Sekalipun pada perkembangan selanjutnya Batik Semarang tidak terlalu menonjol dalam percaturan dunia batik. Kini sebagai dampak positif dari peran media masa yang begitu gencar memberitakan tentang aktivitas berbagai sanggar dan komunitas yang memiliki kepedulian serta keprihatinan akan perkembangan batik sekarang ini, maka batik menjadi sebuah pilihan edukatif dan rekreatif bagi sebagian kalangan masyarakat.

Demikian pula dengan animo masyarakat Semarang yang kembali mencoba untuk menggali potensi dan jatidirinya melalui media batik.

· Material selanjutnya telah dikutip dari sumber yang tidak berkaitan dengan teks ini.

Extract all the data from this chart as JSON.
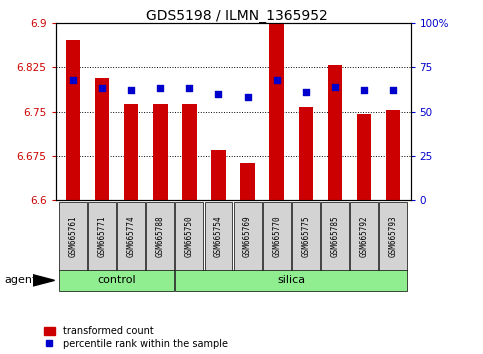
{
  "title": "GDS5198 / ILMN_1365952",
  "samples": [
    "GSM665761",
    "GSM665771",
    "GSM665774",
    "GSM665788",
    "GSM665750",
    "GSM665754",
    "GSM665769",
    "GSM665770",
    "GSM665775",
    "GSM665785",
    "GSM665792",
    "GSM665793"
  ],
  "groups": [
    "control",
    "control",
    "control",
    "control",
    "silica",
    "silica",
    "silica",
    "silica",
    "silica",
    "silica",
    "silica",
    "silica"
  ],
  "red_values": [
    6.872,
    6.806,
    6.762,
    6.763,
    6.762,
    6.685,
    6.663,
    6.899,
    6.757,
    6.829,
    6.745,
    6.752
  ],
  "blue_values": [
    68,
    63,
    62,
    63,
    63,
    60,
    58,
    68,
    61,
    64,
    62,
    62
  ],
  "ylim_left": [
    6.6,
    6.9
  ],
  "ylim_right": [
    0,
    100
  ],
  "yticks_left": [
    6.6,
    6.675,
    6.75,
    6.825,
    6.9
  ],
  "yticks_right": [
    0,
    25,
    50,
    75,
    100
  ],
  "ytick_labels_right": [
    "0",
    "25",
    "50",
    "75",
    "100%"
  ],
  "bar_color": "#CC0000",
  "dot_color": "#0000CC",
  "bar_width": 0.5,
  "plot_bg_color": "#ffffff",
  "left_tick_color": "#CC0000",
  "right_tick_color": "#0000CC",
  "sample_box_color": "#D3D3D3",
  "group_color": "#90EE90",
  "legend_items": [
    "transformed count",
    "percentile rank within the sample"
  ],
  "agent_label": "agent",
  "group_label_control": "control",
  "group_label_silica": "silica",
  "control_count": 4,
  "silica_count": 8
}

Dari kreatifitas para pemerhati batik di Semarang maka lahirlah beberapa motif baru yang mencerminkan karakter dari kota Semarang tersebut.

Salah satunya adalah  motif yang dinamakan Cheng Ho Neng Klenteng. Tergambar seorang panglima Cina dengan latar belakang Klenteng yang menjadi lambang dari kehadiran budaya Cina di Semarang. Penerimaan akan kehadiran sesuatu yang asing, justru menciptakan akulturasi budaya yang harmonis.


MONUMEN TUGU MUDA

 Merupakan tugu yang berpenampang segi lima. Terdiri dari bagian yaitu landasan, badan dan kepala. Pasa sisi landasan tugu terdapat relief. Keseluruhan tugu dibuat dari batu. Untuk memperkuat kesan tugunya, dibuat kolam hias dan taman pada sekeliling tugu. Bangunan yang berada disekitar tugumuda adalah lawang sewu, Kantor BDNI, bakal Rumah Dinas Gubernur Jateng, Museum Manggala Bakti dan Katedral.

Bermula dari ide untuk mendirikan monumen yang memperingati peristiwa Pertempuran Lima hari di Semarang. Pada tanggal 28 Oktober 1945, Gubbernur Jawa Twngah, Mr. WWongsonegoro meletakkaan batu pertama pada lokasi yang direncanakan semula yaitu didekat Alun-alun. Namun karena pada bulan Nopember 1945 meletus perang melawan Sekutu dan Jepang, proyek ini menjadi terbengkalai. Kemudian tahun 1949, oleh Badan Koordinasi Pemuda Indonesia (BKPI), diprakarsai ide pembangunan tugu kembali, namun karena kesulitan dana, ide ini jugaa belum terlaksana. Tahun 1951, Walikota Semarang, Hadi Soebeno Sosro Wedoyo, membentuk Panitia Tugu Muda, dengan rencana pembangunan tidak lagi pada lokasi alun-alun, tetapi pada lokasi sekarang ini. Desain tugu dikerjakan oleh Salim, sedangkan relief pada tugu dikerjakan oleh seniman Hendro. Batu yang digunakan antara lain didatangkan dari kaliuang dan Paker. Tanggal 10 Nopember 1951, diletakkan batu pertama oleh Gubernur Jateng Boediono dan pada tanggal 20 Mei 1953, bertepatan dengan Hari Kebangkitan Nasional, Tugu Muda diresmikaan oleh Soekarno, Presiden Republik Indonesia. Hingga sekarang, cukup banyak perubahan yang telah dilakukan terhadap arca di sekitar tugu muda, antatra lain pembuatan taman dan kolam.